(a) Time-course (left) and dose response (right) of pRII intensity in DRG neurons stimulated with forskolin (10 μM or 2 h) (n=3 experiments, >2500 neurons/condition).
(b) (Left) Time-course of pRII intensity in DRG neurons stimulated with Ctrl (0.1% BSA), PA (10 nM), EF (10 nM) or the combination of both factors. (Right) Dose-response curve of pRII intensity in DRG neurons stimulated with EF (0 – 50 nM, 2 h) in the presence of a constant concentration of PA (10 nM) (n=3 experiments, >2500 neurons/condition).

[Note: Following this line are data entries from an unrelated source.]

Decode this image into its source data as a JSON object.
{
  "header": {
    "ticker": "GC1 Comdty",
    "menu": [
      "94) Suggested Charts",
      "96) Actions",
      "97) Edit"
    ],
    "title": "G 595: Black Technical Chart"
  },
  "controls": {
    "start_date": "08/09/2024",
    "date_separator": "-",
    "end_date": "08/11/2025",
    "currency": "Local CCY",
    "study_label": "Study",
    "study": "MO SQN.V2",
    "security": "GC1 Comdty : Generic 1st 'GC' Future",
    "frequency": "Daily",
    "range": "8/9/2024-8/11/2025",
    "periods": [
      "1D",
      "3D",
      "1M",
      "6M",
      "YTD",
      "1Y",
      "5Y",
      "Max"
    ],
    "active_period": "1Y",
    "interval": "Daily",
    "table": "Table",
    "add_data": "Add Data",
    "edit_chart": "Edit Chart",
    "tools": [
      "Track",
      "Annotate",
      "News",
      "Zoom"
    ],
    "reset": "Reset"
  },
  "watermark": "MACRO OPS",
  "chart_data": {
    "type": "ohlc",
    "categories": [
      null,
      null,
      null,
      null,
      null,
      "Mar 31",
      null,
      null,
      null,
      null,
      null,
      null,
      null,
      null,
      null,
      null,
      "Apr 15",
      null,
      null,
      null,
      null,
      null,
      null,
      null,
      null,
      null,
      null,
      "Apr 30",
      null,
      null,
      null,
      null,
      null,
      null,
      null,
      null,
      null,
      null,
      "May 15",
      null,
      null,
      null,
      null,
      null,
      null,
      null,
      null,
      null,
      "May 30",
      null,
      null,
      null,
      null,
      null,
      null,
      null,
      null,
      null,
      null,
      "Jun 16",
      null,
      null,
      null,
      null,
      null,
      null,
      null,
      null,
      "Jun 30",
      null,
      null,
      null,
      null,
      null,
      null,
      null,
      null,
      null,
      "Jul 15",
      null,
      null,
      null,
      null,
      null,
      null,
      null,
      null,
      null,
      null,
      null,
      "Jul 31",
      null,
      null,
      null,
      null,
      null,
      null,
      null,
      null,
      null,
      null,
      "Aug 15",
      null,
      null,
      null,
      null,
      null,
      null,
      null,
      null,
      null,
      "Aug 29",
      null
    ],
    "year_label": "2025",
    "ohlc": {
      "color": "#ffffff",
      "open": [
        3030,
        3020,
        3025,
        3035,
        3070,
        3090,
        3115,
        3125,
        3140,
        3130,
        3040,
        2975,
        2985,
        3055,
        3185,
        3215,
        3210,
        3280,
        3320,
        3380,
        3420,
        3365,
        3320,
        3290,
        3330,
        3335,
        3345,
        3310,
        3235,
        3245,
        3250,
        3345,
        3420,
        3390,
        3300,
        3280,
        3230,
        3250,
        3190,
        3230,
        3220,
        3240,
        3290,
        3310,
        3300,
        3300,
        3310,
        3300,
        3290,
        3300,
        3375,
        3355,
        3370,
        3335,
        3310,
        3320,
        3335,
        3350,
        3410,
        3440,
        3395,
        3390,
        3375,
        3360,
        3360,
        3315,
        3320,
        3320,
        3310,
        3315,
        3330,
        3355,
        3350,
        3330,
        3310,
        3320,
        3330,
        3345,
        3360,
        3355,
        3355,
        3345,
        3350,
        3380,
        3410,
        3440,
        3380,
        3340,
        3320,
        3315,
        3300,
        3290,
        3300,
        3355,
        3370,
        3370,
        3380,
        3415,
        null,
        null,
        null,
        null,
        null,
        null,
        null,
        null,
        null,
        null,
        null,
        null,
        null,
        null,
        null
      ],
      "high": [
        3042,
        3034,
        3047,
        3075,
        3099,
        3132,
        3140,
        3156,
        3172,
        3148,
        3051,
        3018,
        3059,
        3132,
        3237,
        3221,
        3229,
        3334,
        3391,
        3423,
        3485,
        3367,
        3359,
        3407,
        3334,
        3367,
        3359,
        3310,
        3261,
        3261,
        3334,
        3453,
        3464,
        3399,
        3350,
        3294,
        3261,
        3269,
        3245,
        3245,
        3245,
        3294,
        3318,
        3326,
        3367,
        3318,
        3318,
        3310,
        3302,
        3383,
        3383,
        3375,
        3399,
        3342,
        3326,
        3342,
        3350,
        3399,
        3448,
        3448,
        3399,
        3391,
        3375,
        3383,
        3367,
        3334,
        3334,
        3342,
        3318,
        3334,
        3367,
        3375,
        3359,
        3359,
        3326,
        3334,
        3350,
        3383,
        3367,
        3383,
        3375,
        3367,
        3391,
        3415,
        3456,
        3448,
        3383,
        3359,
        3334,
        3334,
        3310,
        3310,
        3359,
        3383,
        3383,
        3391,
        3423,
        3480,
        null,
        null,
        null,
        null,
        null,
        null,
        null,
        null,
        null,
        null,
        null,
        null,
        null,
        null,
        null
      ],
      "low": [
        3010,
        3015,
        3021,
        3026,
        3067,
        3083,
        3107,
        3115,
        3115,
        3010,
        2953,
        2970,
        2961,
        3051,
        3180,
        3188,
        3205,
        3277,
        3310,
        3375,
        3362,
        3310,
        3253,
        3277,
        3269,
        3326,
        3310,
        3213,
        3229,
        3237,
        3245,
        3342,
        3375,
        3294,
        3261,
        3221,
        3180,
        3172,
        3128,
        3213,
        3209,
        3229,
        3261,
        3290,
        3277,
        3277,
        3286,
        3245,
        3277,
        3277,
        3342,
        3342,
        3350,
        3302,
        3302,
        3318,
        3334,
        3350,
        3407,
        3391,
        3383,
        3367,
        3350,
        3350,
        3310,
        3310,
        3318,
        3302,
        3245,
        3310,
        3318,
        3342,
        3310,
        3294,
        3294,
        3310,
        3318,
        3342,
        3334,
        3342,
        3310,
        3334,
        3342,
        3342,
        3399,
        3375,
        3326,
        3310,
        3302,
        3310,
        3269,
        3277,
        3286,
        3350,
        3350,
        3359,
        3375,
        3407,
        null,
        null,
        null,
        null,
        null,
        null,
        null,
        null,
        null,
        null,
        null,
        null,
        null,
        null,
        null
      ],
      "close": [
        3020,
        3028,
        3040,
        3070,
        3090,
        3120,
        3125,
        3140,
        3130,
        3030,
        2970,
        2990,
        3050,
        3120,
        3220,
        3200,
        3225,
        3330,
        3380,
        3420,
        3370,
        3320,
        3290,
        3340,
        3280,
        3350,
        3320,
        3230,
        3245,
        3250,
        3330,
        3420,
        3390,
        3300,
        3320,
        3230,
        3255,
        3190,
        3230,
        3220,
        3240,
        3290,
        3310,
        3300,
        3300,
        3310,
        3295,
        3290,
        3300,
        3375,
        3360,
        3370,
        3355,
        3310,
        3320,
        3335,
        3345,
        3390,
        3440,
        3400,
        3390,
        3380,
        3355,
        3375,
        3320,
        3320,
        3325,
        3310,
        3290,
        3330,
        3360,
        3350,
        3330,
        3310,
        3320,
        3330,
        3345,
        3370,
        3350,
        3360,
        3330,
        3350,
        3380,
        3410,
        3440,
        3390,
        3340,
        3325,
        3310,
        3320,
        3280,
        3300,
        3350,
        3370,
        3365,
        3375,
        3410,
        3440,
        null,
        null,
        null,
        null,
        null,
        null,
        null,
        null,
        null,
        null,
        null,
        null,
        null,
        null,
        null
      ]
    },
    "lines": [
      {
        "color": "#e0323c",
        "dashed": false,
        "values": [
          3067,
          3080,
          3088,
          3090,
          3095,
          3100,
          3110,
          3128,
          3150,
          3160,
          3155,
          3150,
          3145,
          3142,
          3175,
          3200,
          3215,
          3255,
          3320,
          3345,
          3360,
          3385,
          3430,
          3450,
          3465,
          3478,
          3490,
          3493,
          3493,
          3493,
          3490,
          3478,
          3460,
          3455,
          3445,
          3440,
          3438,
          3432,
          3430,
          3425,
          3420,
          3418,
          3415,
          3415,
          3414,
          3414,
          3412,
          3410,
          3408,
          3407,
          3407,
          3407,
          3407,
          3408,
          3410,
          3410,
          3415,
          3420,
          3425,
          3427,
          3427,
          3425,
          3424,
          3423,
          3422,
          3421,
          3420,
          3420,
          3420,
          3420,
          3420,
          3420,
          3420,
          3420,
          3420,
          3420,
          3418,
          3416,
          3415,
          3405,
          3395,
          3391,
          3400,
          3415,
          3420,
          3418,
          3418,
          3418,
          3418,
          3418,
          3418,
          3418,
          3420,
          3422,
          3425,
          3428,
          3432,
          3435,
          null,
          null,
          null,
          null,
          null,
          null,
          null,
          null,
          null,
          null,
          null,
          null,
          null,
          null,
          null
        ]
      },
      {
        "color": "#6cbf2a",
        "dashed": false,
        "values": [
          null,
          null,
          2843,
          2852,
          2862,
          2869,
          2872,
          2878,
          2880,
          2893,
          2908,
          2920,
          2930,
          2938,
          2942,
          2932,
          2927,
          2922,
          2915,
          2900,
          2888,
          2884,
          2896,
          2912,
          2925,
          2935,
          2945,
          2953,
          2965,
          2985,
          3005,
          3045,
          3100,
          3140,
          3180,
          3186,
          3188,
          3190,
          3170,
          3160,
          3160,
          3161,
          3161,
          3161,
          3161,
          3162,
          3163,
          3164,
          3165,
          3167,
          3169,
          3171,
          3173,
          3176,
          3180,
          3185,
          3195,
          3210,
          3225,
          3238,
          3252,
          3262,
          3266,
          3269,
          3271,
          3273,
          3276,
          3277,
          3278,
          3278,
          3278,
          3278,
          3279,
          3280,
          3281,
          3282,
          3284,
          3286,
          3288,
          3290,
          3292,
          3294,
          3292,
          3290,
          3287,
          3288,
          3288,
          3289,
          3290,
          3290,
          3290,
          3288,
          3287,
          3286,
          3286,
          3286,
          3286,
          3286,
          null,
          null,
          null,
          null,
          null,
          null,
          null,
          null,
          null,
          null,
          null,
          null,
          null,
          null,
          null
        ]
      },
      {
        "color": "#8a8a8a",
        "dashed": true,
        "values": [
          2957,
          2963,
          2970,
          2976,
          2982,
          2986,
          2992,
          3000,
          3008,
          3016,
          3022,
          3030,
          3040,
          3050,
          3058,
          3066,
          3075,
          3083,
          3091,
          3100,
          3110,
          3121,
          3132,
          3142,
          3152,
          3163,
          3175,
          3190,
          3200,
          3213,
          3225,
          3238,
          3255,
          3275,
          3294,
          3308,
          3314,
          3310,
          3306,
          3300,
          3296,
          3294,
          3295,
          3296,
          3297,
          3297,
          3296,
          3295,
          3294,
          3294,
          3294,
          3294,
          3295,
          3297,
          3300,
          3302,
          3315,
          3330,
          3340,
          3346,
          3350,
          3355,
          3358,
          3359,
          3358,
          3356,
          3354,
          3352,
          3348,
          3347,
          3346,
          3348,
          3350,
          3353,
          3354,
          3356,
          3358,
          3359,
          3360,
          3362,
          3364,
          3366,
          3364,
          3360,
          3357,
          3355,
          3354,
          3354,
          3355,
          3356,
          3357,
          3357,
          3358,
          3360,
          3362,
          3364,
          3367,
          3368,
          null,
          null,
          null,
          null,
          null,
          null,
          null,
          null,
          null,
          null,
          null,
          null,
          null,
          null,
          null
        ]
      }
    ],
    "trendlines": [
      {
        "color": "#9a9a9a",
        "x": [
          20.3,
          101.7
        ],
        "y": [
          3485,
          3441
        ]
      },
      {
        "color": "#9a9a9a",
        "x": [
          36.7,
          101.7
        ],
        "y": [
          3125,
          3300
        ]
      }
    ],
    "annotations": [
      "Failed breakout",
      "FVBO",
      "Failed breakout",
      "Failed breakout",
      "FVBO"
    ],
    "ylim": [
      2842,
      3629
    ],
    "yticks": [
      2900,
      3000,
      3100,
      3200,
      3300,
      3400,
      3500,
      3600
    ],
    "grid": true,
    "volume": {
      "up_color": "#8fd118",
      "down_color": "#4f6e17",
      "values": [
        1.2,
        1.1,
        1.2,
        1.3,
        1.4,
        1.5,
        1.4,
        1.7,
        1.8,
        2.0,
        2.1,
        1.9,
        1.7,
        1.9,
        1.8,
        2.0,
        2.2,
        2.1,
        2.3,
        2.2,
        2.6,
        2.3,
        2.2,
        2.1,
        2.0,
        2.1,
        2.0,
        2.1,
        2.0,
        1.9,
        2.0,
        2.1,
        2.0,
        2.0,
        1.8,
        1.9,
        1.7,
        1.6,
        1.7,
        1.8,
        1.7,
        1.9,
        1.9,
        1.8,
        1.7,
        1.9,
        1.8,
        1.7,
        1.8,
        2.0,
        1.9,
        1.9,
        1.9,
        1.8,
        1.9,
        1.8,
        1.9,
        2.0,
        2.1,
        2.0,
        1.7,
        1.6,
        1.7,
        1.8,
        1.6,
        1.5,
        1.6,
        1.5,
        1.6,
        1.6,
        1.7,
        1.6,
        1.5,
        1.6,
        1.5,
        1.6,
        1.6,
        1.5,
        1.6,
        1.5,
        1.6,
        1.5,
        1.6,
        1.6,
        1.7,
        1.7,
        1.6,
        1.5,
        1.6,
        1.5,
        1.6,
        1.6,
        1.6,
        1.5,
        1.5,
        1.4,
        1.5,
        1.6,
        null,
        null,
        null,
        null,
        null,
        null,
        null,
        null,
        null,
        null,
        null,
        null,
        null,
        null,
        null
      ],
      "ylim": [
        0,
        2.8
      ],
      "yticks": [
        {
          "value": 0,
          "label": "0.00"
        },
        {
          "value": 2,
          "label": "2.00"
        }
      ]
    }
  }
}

(c) Representative images of frozen L3 - L6 DRG sections obtained from mice 2 h post intrathecal injection of vehicle (PBS) or ET (2 μg PA + 2 μg EF). The red lines indicate the mask used to quantify signal intensities in DRG neurons. Scale bar, 100 μm.
(d) Mean UCHL1 and pRII intensities quantified in DRG sections of the respective mice (n=4 mice/group, 15 – 20 images of 4 non-consecutive sections/animal, 1951 ± 279 neurons/animal).
(e) Single cell data of the quantified DRG neurons.
(f) Representative images of mouse DRG neurons stimulated with solvent control (Ctrl), raptinal (Rap; 3 or 10 μM) or ET (10 nM PA + 10 nM EF) for 16 h. Cultures were stained for UCHL1, caspase-3/7 green detection reagent, and cleaved caspase 3. The cells were fixed about 1 hour after adding the caspase-3/7 dye, stained with a standard ICC protocol, and analyzed by HCS microscopy. Green encircled neurons indicate automatically selected objects, respectively (see Methods section). Scale bar, 50 μm.
(g) Time-course of caspase-3/7 green detection reagent, cleaved caspase 3 intensity and corresponding cell numbers per analyzed well (n=4 experiments).
Statistical significance was assessed by two-way ANOVA with Bonferroni’s post hoc test (a, b, g) or two-tailed unpaired t-test (d). **p<0.01, ***p<0.001. Data represent the mean ± s.e.m. For detailed statistical information, see Supplementary Table 2.